Und Hibernate ist ja nur nen wrapper oder? Also ich brauch noch ne normale Datenbank. Hab bisher nur mit MySQL zu tun gehabt und nen Server will ich nicht immer am laufen haben. Hab bei "Java ist auch eine Insel" von HSQLDB  gelesen. Kann man die DB benutzen ohne das ein Server im Hintergrund laufen muss?


----------



## L-ectron-X (28. Feb 2007)

SebiB90 hat gesagt.:
			
		

> Kann man die DB benutzen ohne das ein Server im Hintergrund laufen muss?

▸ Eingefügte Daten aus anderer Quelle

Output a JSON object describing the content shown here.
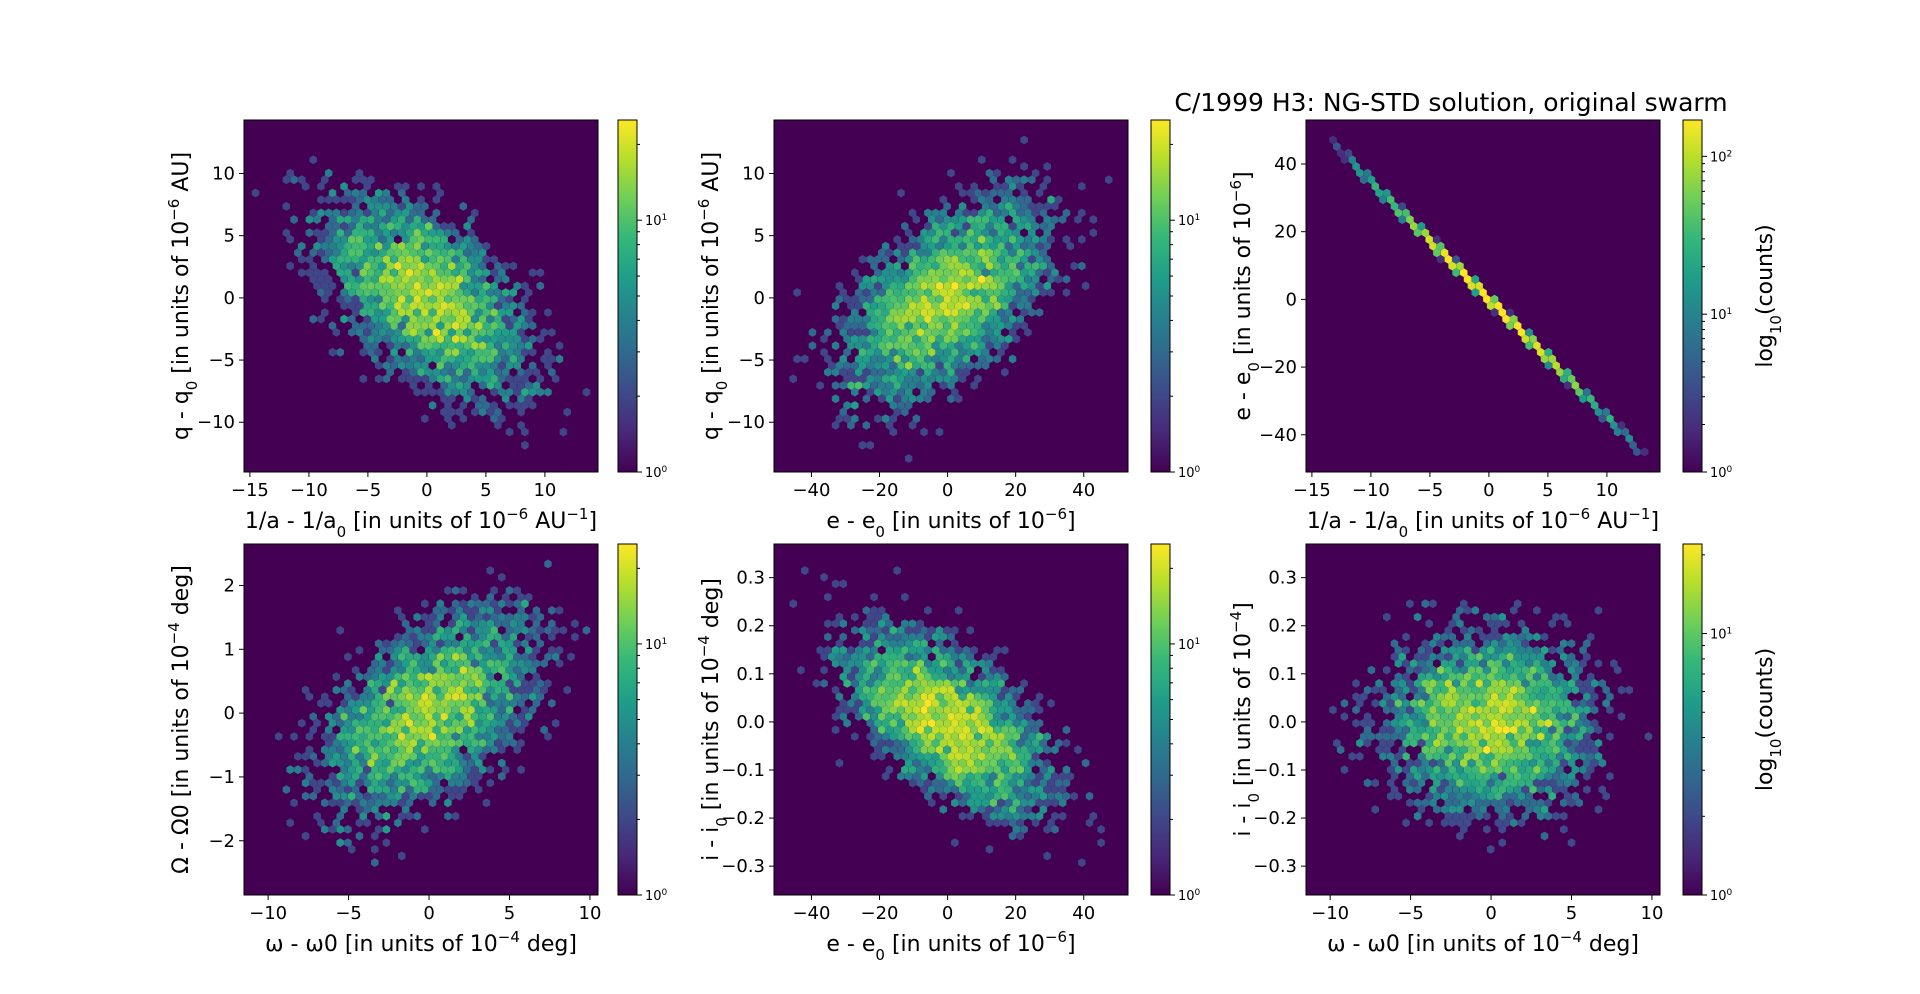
{
  "figure": {
    "title": "C/1999 H3: NG-STD solution, original swarm"
  },
  "colors": {
    "background": "#440154",
    "colormap": [
      "#440154",
      "#482878",
      "#3e4989",
      "#31688e",
      "#26828e",
      "#1f9e89",
      "#35b779",
      "#6ece58",
      "#b5de2b",
      "#fde725"
    ]
  },
  "chart_data": [
    {
      "type": "heatmap",
      "subtype": "hexbin",
      "scale": "log",
      "xlabel": "1/a - 1/a0 [in units of 10^-6 AU^-1]",
      "ylabel": "q - q0 [in units of 10^-6 AU]",
      "xlim": [
        -15.5,
        14.5
      ],
      "ylim": [
        -14,
        14.3
      ],
      "xticks": [
        -15,
        -10,
        -5,
        0,
        5,
        10
      ],
      "yticks": [
        -10,
        -5,
        0,
        5,
        10
      ],
      "distribution": {
        "x_sigma": 4.6,
        "y_sigma": 4.3,
        "correlation": -0.55,
        "n_points": 5000
      },
      "colorbar": {
        "ticks": [
          "10^0",
          "10^1"
        ],
        "range": [
          1,
          25
        ],
        "label": ""
      }
    },
    {
      "type": "heatmap",
      "subtype": "hexbin",
      "scale": "log",
      "xlabel": "e - e0 [in units of 10^-6]",
      "ylabel": "q - q0 [in units of 10^-6 AU]",
      "xlim": [
        -51,
        53
      ],
      "ylim": [
        -14,
        14.3
      ],
      "xticks": [
        -40,
        -20,
        0,
        20,
        40
      ],
      "yticks": [
        -10,
        -5,
        0,
        5,
        10
      ],
      "distribution": {
        "x_sigma": 16,
        "y_sigma": 4.3,
        "correlation": 0.55,
        "n_points": 5000
      },
      "colorbar": {
        "ticks": [
          "10^0",
          "10^1"
        ],
        "range": [
          1,
          25
        ],
        "label": ""
      }
    },
    {
      "type": "heatmap",
      "subtype": "hexbin",
      "scale": "log",
      "xlabel": "1/a - 1/a0 [in units of 10^-6 AU^-1]",
      "ylabel": "e - e0 [in units of 10^-6]",
      "xlim": [
        -15.5,
        14.5
      ],
      "ylim": [
        -51,
        53
      ],
      "xticks": [
        -15,
        -10,
        -5,
        0,
        5,
        10
      ],
      "yticks": [
        -40,
        -20,
        0,
        20,
        40
      ],
      "distribution": {
        "x_sigma": 4.6,
        "y_sigma": 16,
        "correlation": -0.9999,
        "n_points": 5000
      },
      "colorbar": {
        "ticks": [
          "10^0",
          "10^1",
          "10^2"
        ],
        "range": [
          1,
          170
        ],
        "label": "log10(counts)"
      }
    },
    {
      "type": "heatmap",
      "subtype": "hexbin",
      "scale": "log",
      "xlabel": "ω - ω0 [in units of 10^-4 deg]",
      "ylabel": "Ω - Ω0 [in units of 10^-4 deg]",
      "xlim": [
        -11.5,
        10.5
      ],
      "ylim": [
        -2.85,
        2.65
      ],
      "xticks": [
        -10,
        -5,
        0,
        5,
        10
      ],
      "yticks": [
        -2,
        -1,
        0,
        1,
        2
      ],
      "distribution": {
        "x_sigma": 3.5,
        "y_sigma": 0.85,
        "correlation": 0.5,
        "n_points": 5000
      },
      "colorbar": {
        "ticks": [
          "10^0",
          "10^1"
        ],
        "range": [
          1,
          25
        ],
        "label": ""
      }
    },
    {
      "type": "heatmap",
      "subtype": "hexbin",
      "scale": "log",
      "xlabel": "e - e0 [in units of 10^-6]",
      "ylabel": "i - i0 [in units of 10^-4 deg]",
      "xlim": [
        -51,
        53
      ],
      "ylim": [
        -0.36,
        0.37
      ],
      "xticks": [
        -40,
        -20,
        0,
        20,
        40
      ],
      "yticks": [
        -0.3,
        -0.2,
        -0.1,
        0.0,
        0.1,
        0.2,
        0.3
      ],
      "distribution": {
        "x_sigma": 16,
        "y_sigma": 0.1,
        "correlation": -0.6,
        "n_points": 5000
      },
      "colorbar": {
        "ticks": [
          "10^0",
          "10^1"
        ],
        "range": [
          1,
          25
        ],
        "label": ""
      }
    },
    {
      "type": "heatmap",
      "subtype": "hexbin",
      "scale": "log",
      "xlabel": "ω - ω0 [in units of 10^-4 deg]",
      "ylabel": "i - i0 [in units of 10^-4]",
      "xlim": [
        -11.5,
        10.5
      ],
      "ylim": [
        -0.36,
        0.37
      ],
      "xticks": [
        -10,
        -5,
        0,
        5,
        10
      ],
      "yticks": [
        -0.3,
        -0.2,
        -0.1,
        0.0,
        0.1,
        0.2,
        0.3
      ],
      "distribution": {
        "x_sigma": 3.5,
        "y_sigma": 0.1,
        "correlation": 0.0,
        "n_points": 5000
      },
      "colorbar": {
        "ticks": [
          "10^0",
          "10^1"
        ],
        "range": [
          1,
          22
        ],
        "label": "log10(counts)"
      }
    }
  ]
}
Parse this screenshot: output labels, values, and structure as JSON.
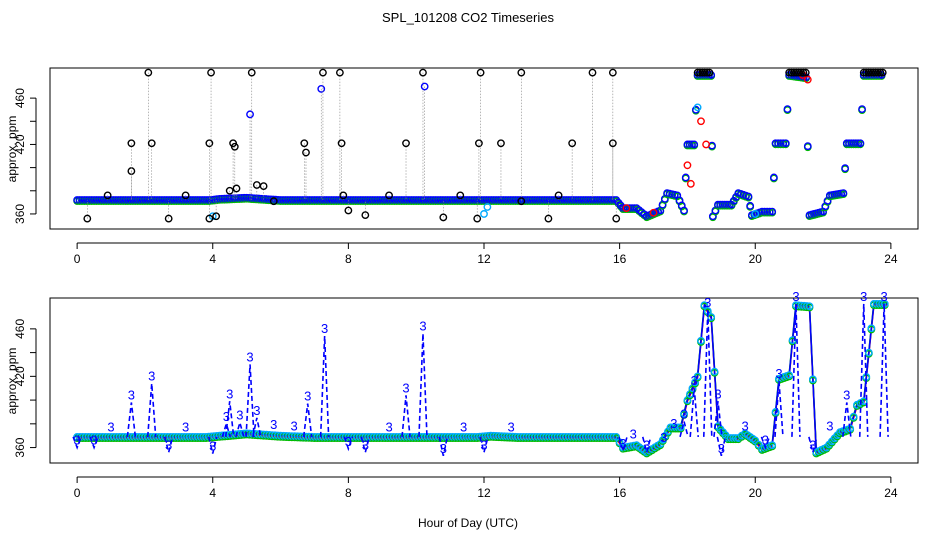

http://hsqldb.org/doc/guide/ch01.html#N1013D bei Server Modes


----------



## SebiB90 (4. Mrz 2007)

ich hab jetzt mal das Beispiel aus der Hibernate Documentation nachprogrammiert.
da ist das beispiel aber mit nem server. ich wollte dann das es in einer datei gespeichert wird, also hab ich dann einfach in der hibernate cfg "<property name="connection.url">jdbc:hsqldb:file:data/Datenbank</property>" geschrieben. das funktioniert auch, aber nur solange hbm2ddl.auto aktiviert ist. aber dadurch gehen ja auch immer die daten verloren.
also ich lass es einmal mit hbm2ddl.auto create durchlaufen, danach kommentier ich es aus und dann sagt er mir die datenbank sei nicht vorhanden. woher kommt das? wieso wird das nicht gespeichert?


----------



## SebiB90 (5. Mrz 2007)

hat keiner eine idee, wieso das so ist?


----------